The application deals with the African Nova Scotian seat on the Tri-County Regional School Board and has been filed by defeated candidate Michael Alden Fells who lost the seat to Darlene Lawrence.
Fells’ lawyer, Brent Silver, told the court they believe that people who were not qualified to vote for the African Nova Scotian seat voted anyway, either because they were confused by the electronic and telephone voting process, or because once they got onto this computer screen they could only get out of it by casting a vote.
Silver said this is what they’ve been told anecdotally by some of the people who voted, although he said he wants to test the system out himself to see if it actually worked the way that some people have described.
He told the court that some municipal units that had seen no votes for this seat in the last election saw more than a hundred this time. Another municipal unit saw the number of votes tripled from the last election.
Because entitled voters in all municipal units covered by the school board can vote for this seat, there were several lawyers representing all of the municipal units in court. However, the six municipal units who only conducted paper ballot votes were released as parties to the application.
Fells’ lawyer had requested a list of all the people that voted for the African Nova Scotian seat. The list does not reveal how they voted, only that they did the vote. Silver said they had contacted around 100 voters and that 70 of them had said they would willingly sign an affidavit pertaining to the election.

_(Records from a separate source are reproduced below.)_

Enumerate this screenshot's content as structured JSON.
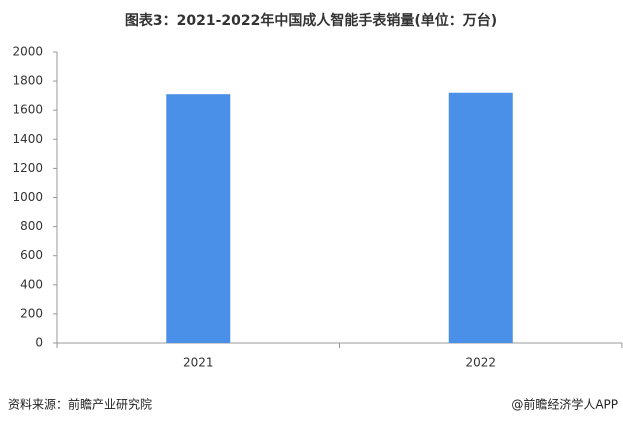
{
  "chart_data": {
    "type": "bar",
    "title": "图表3：2021-2022年中国成人智能手表销量(单位：万台)",
    "categories": [
      "2021",
      "2022"
    ],
    "values": [
      1710,
      1720
    ],
    "color": "#4a90e8",
    "ylim": [
      0,
      2000
    ],
    "yticks": [
      0,
      200,
      400,
      600,
      800,
      1000,
      1200,
      1400,
      1600,
      1800,
      2000
    ],
    "source": "资料来源：前瞻产业研究院",
    "credit": "@前瞻经济学人APP"
  }
}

In the interest of saving his client money, however, Silver proposed a process where all of the people who voted would receive a draft affidavit they could sign indicating if they were supposed to have voted for the seat. A subpoena would also be included – as opposed to serving it at a later time – in case the other lawyers wanted to cross examine the people who had filled out the application. If they didn’t need to be cross-examined then the subpoena would be dismissed.
But Lawrence, the candidate who won the election, had concerns about that process. Lawrence suggested there were a variety of reasons why more people may have voted in this election: the convenience of the electronic vote, the choice on the ballot and the fact that people who may not have wanted to publicly declare themselves as African Nova Scotian at polling stations in past elections were able to cast their vote this time without having to do that.
“I just think we need to be careful with what questions are being asked and how they are being asked and whether people are being intimidated,” she said, saying people should not be getting affidavits and subpoenas simply as part of a fishing expedition.
Lawrence said she wasn't saying that people who were not eligible to vote should have, and if people made an honest mistake and they are willing to tell the court than that is fine she said. But she said people shouldn’t be harassed into proving if they are African Nova Scotia or not.
But Silver said if it boils down to whether people were qualified to vote or not, you have to be able to challenge this.
Justice Pierre Muise suggested a different process that would involve contacting all of the voters but only the ones who willingly wanted to cooperate would receive an affidavit, as opposed to everyone receiving one. The sides said this was agreeable.
Moving forward there will be more court documents filed to meet various deadlines. The matter will be back in court on in Digby on March 6.